Far and away the easiest tacking strategy was to hit the appropriate
10-degree button (there are 4 buttons: 10+, 10-, 1+ and 1-) 9 times in
quick succession to initiate the tack through 90 degrees (our target; you
could hit it 10 or 11 times just as easily.)  Then I'd forget it, and work
aft for a few seconds to release one running back and haul in on the other. 
She'd come right around, not too fast but fast enough (whether we were
doing 5 kts or 15), and sail well enough to get us moving while we trimmed 
the sheets to the last inch.  From there I would pick up the remote again 
and feed in 1+ or 1- adjustments while following the telltales at first 
and then the knotmeter.  Easy work for a crew of two on a boat with many 
strings and fairly big lines and hardware.
For all of us, it was a simple set-and-forget helm routine each tack, and 
range-adjustable for varying conditions and situations.  You just have to 
be able to count rapidly and accurately up to 10 or 11!
J.
 | 
| 464.16 | AUTOHELM 1000 a Good Option | CHEFS::GOUGHP | Pete Gough @REO 830-6603 | Tue Jan 03 1989 06:36 | 17 | 
|  |     I have used an Autohelm 1000 for a few seasons on a Moody 28. I
    decided to go for the 1000 rather than the 800 for several reasons.
    The motor is more robust important in the sailing conditions of
    the UK....., If time and wallet ever permit a variety of attachments
    can be added in a modular way ie a wind vane attachment with autotack
    etc. The unit has proved very reliable and able to control the boat
    in winds of 30 knts with appropriate seas. To tack I also hit the
    10 degree button the approriate no of times. My wife likes the unit
    because it is easy to rig and stow plus instruct visitors on its
    usage. I would recommend that you hitch a ride on craft with both
    units fitted and see what you feel comfortable with. I would offer
    you a glimmer at the 1000 but a) I am out of the water until middle
    of March b) The airfare to the UK might make it an expensive
    inspection.......
         
    Pete 
 | 
| 464.17 | TILLER MASTER Autopilot? | UNIFIX::FRENCH | Bill French 381-1859 | Mon Mar 22 1993 16:56 | 27 | 
|  |     Anyone have any input (or spare parts) for a Tiller Master autopilot?
    
    I have an opportunity to pick one up for my Com-Pac 19-II (sic) very 
    inexpensively (I'm guessing $50 or less.) It is 1985 vintage and
    appears to be in very good mechanical (and electrical) SHAPE.
    
    I played with it in my
    kitchen for a while yesterday, and it seems to work pretty well most
    of the time.

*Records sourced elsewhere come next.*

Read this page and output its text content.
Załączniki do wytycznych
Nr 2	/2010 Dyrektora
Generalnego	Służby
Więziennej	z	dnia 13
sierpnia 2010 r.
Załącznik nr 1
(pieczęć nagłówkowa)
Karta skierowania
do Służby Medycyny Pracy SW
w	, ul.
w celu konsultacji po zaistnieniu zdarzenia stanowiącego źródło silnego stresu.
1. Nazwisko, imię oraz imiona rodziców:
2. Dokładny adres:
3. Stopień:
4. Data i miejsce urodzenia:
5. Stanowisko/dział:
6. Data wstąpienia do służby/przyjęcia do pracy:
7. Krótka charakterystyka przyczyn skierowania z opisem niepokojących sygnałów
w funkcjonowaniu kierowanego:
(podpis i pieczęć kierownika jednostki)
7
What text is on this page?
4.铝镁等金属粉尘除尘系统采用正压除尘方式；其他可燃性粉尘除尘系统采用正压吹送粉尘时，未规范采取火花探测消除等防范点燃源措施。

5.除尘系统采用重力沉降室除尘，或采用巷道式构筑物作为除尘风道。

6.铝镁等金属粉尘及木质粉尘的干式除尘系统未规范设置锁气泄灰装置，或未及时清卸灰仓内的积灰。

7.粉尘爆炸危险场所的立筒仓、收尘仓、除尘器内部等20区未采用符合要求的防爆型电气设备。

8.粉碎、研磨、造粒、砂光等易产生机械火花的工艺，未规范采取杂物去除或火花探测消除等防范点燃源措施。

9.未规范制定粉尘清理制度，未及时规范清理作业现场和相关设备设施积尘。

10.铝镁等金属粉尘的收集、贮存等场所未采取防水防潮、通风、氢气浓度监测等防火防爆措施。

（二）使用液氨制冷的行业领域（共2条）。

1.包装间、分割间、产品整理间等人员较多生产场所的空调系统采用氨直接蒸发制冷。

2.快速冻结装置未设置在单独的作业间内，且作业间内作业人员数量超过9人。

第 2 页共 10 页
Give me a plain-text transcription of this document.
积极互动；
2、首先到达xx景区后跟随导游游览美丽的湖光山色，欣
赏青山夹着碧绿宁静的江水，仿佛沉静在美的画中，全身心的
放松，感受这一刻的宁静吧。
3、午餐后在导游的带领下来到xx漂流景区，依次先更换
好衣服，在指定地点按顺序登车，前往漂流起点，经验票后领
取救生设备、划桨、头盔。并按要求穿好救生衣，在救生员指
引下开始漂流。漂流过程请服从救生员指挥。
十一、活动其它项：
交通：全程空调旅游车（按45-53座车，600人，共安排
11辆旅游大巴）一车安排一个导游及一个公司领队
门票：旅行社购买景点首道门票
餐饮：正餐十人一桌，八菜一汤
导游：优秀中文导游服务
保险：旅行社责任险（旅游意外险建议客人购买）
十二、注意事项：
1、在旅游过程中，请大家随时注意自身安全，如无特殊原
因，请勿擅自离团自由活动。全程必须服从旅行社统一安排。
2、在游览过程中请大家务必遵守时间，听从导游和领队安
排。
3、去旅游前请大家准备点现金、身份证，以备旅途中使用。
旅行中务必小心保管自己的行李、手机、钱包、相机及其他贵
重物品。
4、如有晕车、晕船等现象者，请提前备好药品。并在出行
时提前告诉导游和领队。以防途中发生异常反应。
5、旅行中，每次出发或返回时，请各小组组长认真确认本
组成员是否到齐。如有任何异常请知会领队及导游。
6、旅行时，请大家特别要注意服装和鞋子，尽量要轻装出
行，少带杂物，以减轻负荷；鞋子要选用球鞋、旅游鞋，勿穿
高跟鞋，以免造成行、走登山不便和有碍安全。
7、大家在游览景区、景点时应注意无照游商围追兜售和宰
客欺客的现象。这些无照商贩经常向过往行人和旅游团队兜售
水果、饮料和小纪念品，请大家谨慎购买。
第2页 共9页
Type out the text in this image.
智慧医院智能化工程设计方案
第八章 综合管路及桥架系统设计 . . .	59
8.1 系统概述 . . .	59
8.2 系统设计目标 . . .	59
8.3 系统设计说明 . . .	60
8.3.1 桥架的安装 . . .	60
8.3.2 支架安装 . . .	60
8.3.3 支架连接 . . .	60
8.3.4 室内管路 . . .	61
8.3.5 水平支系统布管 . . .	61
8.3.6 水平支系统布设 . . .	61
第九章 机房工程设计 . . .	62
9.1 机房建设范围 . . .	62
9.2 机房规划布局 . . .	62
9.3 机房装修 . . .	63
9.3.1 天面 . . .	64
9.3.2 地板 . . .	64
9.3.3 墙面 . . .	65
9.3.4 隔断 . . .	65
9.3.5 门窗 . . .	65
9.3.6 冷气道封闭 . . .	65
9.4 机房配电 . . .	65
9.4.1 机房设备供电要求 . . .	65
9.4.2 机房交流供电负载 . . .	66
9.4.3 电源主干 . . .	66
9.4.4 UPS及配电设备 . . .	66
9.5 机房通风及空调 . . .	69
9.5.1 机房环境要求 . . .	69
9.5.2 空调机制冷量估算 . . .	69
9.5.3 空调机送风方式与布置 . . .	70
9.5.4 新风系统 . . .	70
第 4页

I did have a bit of feedback string slippage, but I think
    I have that under control.
    
    If anyone has a spare feedback string and spring and or the manual
    doger switch box, I would be very interested in obtaining the same.
    
    Since most of my sailing is on Lake Winnipesaukee (cept for July 
    along Maine coast), this is pretty much a toy for me, but since the
    price is right, I'm probably gonna buy it. 
    
    Anyone (other than the moderator, with whom I have already chatted)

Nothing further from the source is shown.